A avalanche de lama da Samarco, a nuvem de gás tóxico do Porto de Santos, os vazamentos de chorume do velho aterro de lixo de Gramacho (Duque de Caxias) e também do novo Aterro de Seropédica – inaugurado há apenas cinco anos como o “mais moderno do Brasil” – não merecem ser entendidos como simples acidentes.
Eles evidenciam de forma escandalosa a fragilidade do setor público na atribuição que lhe compete de organizar rotinas de licenciamento e fiscalização à altura dos riscos desses empreendimentos.
Licenciamento frouxo e fiscalização ausente (ou deficiente) abrem espaço para tragédias. Enquanto isso, discute-se em Brasília novos protocolos “mais ágeis” de licenciamento que possam “destravar” a burocracia e “acelerar” o crescimento do país.
Sob o pretexto de eliminar a letargia de alguns processos de licenciamento – que de fato atrapalham alguns empreendimentos – a disposição do Congresso parece ser a de “flexibilizar” de forma sem precedentes as regras vigentes, ou, se possível, permitir o ”autolicenciamento” das empresas com “fiscalização posterior”, como defendeu recentemente a presidente do Ibama, Marilene Ramos.
Em resumo: se hoje, com regras supostamente mais rígidas, já acompanhamos perplexos níveis absurdos de exposição ao risco, como seria se as próprias empresas pudessem se autolicenciar?
O chamado “Princípio da precaução” – que aparece em nossa Constituição Federal como um princípio norteador das políticas públicas – inspirou o seguinte trecho da nossa Carta Magna (artigo 225, § 1°, V ):
“Todos têm direito ao meio ambiente ecologicamente equilibrado, bem de uso comum do povo e essencial à sadia qualidade de vida, impondo-se ao Poder Público e à coletividade o dever de preservá-lo para as presentes e futuras gerações.
§ 1o – Para assegurar a efetividade desse direito, incumbe ao Poder Público:
[…]
IV – Exigir, na forma da lei, para instalação de obra ou atividade potencialmente causadora de significativa degradação do meio ambiente, estudo prévio do impacto ambiental.”

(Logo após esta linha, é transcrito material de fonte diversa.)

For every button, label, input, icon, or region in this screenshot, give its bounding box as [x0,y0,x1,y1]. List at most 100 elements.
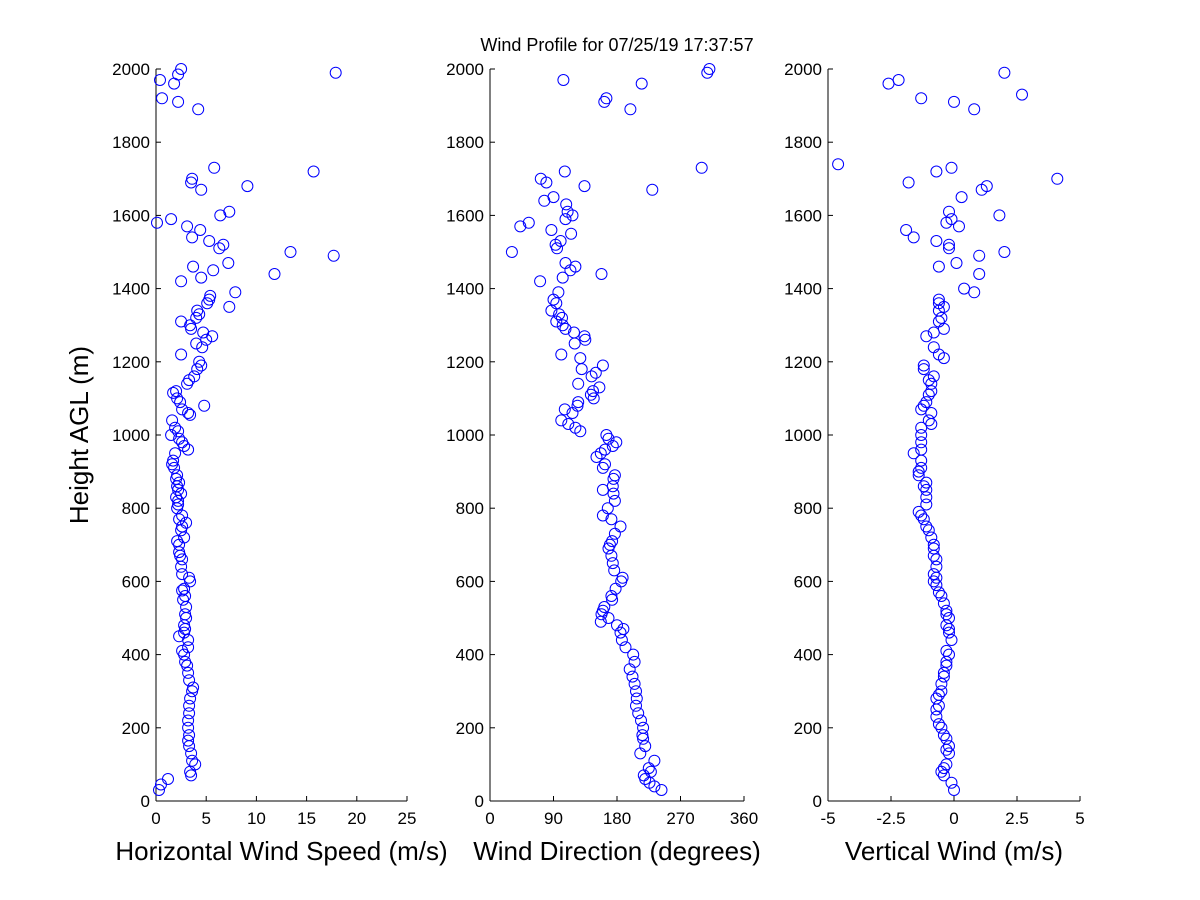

No próprio site do Ministério do Meio Ambiente, quando o assunto é o já citado “Princípio da Precaução”, exibe-se o seguinte texto:
“Quando não se aplica o Princípio da Precaução, as perguntas que normalmente são feitas são do tipo: Quão seguro é o produto ou processo? Qual o nível de risco aceitável? Quanto de contaminação pode o homem ou o ecossistema assimilar sem mostrar efeito adverso óbvio? Entretanto, quando é utilizada a ciência precaucionária, as perguntas mudam de natureza e são do tipo: quanta contaminação pode ser evitada enquanto se mantém certos valores? Quais são as alternativas para a atividade? Qual a necessidade e a pertinência da atividade?”.
No papel é bonito.
Mas a dura realidade é da lama, do chorume, do gás tóxico e de outras ameaças que só nos alcançam porque alguém não leu ou simplesmente não quer cumprir a Lei.